Chemistry, asked by aryakashyap4508, 11 months ago

Why detergents containing linear alkylbenze sulphonates are better detergebst over?

Answers

Answered by jackellynn24
0

Answer: here you go

Explanation:

Linear alkylbenzene sulfonic acid (LABSA) is prepared commercially by sulfonating linear alkylbenzene (LAB). Linear alkylbenzene sulfonate (LAS), the world’s largest-volume synthetic surfactant, which includes the various salts of sulfonated alkylbenzenes, is widely used in household detergents as well as in numerous industrial applications. The LABSA market is driven by the markets for LAS, primarily household detergents. Linear alkylbenzene sulfonate was developed as a biodegradable replacement for nonlinear (branched) alkylbenzene sulfonate (BAS) and has largely replaced BAS in household detergents throughout the world.

The pattern of LAS consumption demonstrates the overwhelming preference by consumers for liquid laundry detergents in North America, whereas powders continue to be the dominant products in Western Europe, Japan, and China. Comparable and reliable data in other world regions are generally unavailable. In these less-developed world areas, LAS is essentially used only in laundry powders (particularly in India and Indonesia) and hand dishwashing liquids. The latter are often used as general-purpose cleaners.

The following pie chart shows world consumption of LABSA:

About 82–87% of LAS is used in household detergents, including laundry powders, laundry liquids, dishwashing liquids, and other household cleaners. Industrial, institutional, and commercial cleaners account for most of the other applications, but LAS is also used as an emulsifier (e.g., for agricultural herbicides and in emulsion polymerization) and as a wetting agent. Very small volumes are also used in personal care applications. Demand in the North American household segment fell sharply in 2000–11, as a result of several developments, including reformulations away from LAS to alternative surfactants because of cost considerations, the greater use of enzymes, and adverse economic conditions that resulted in lower overall surfactant levels in detergents. However, consumption stabilized during 2011–17.

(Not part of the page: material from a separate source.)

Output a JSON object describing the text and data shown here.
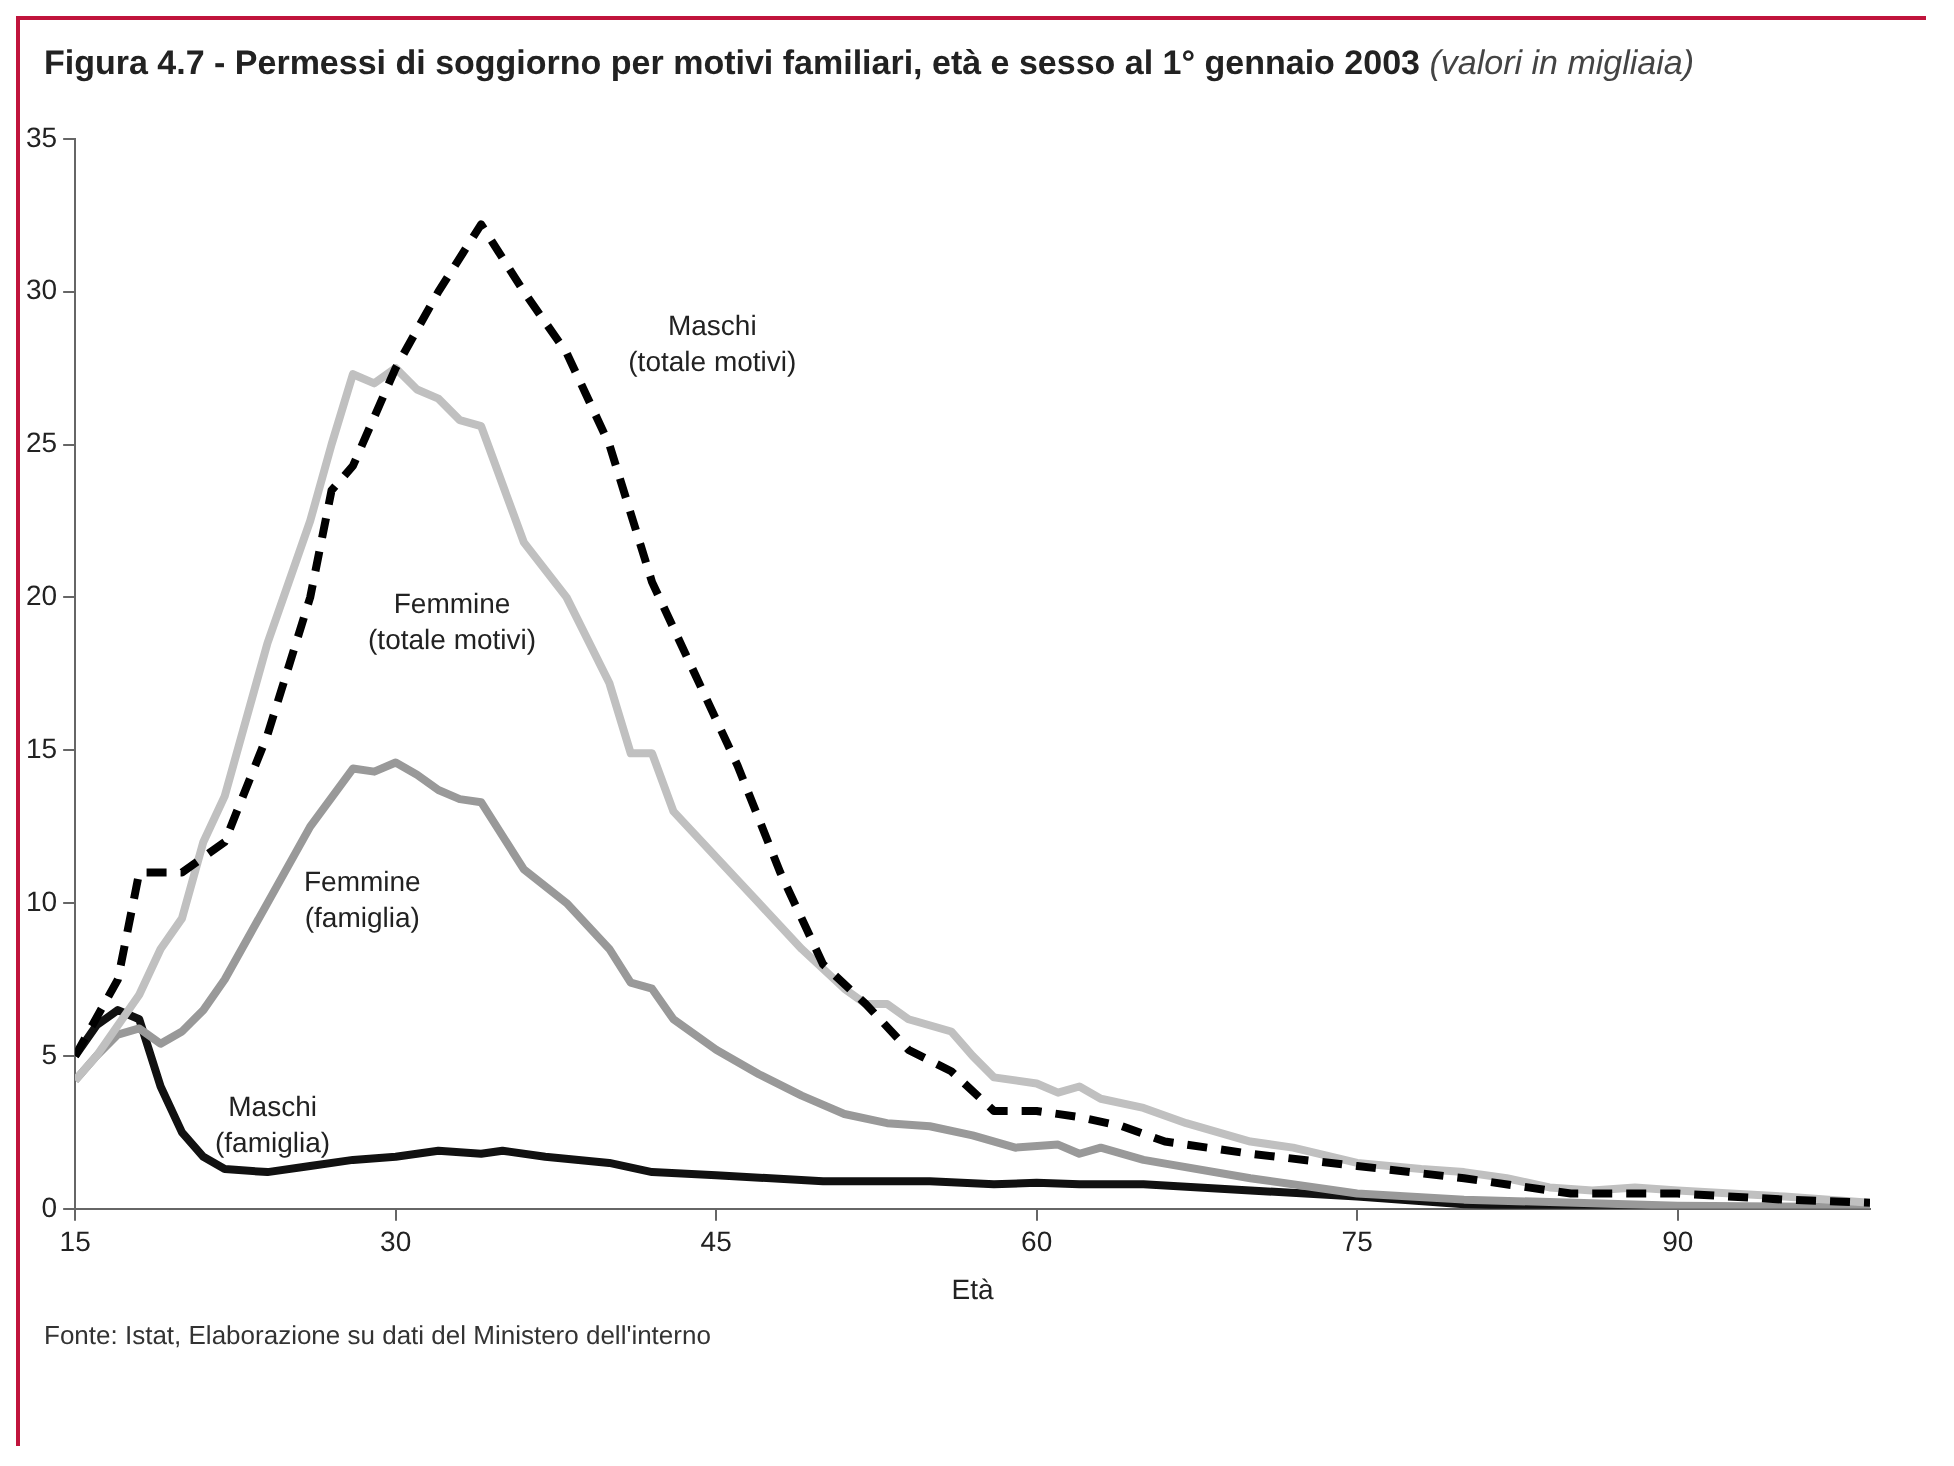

Although consumption of LAS will likely stabilize or decline slightly in the highly developed regions, it will increase by 3.0–5.0% in some less-developed regions or countries, such as the Middle East, Africa, India, and China, as well as Southeast Asia. As a result of the rapid growth of LAS demand in the Asia Pacific region, demand in the region accounted for over half of global demand in 2017.

The worldwide growth of LAS will be negatively impacted by the efforts of detergent manufacturers to reduce the active content in their surfactant formulations, by the shift to liquid detergents in some countries (which benefits competing surfactants), and by less consumer overdosing (particularly in North America with unit dose laundry products, assuming they continue to take some market share from traditional liquid detergents). However, consumption of LAS will be positively affected in countries/regions such as India, China, Africa, and the Middle East, where powder detergents are still a very large part of the laundry detergent market.

Linear alkylbenzene sulfonate competes with several other major surfactants for use in household detergents. Some of the competitive surfactants have greater hard-water tolerance and better compatibility with enzymes and are milder than LAS. Historically, however, LAS has most often been lower in cost and has had other more favorable properties compared with competing surfactants. During 2002–06, very high crude oil prices made LAS far less competitive than had been true in most years since its introduction. During 2007–11, LAS prices tracked more closely those of the competitive surfactants. This led to a more stable pattern of consumption, even as prices for all surfactants continued to be very volatile. From late 2014 through 2017, low crude oil prices helped LAS become more competitive.

LABSA/LAS production is impacted by the supply situation for competing products—mainly alcohol ether sulfates (AES). Shortages in AES supply or its high price has usually favored the use of LABSA/LAS. In the developing world, LAS competes with soaps.

Answered by adilaadil
0

Answer:

A detergent containing linear alkyl benzene sulphonate is better than a detergent with branched alkyl benzene sulphonate.

Linear alkyl benzene is sulfonated to produce linear alkylbenzene sulfonate (LAS) which is a biodegradable surfactant. LAS replaced branched dodecylbenzene sulfonates, which were phased out because they biodegrade more slowly.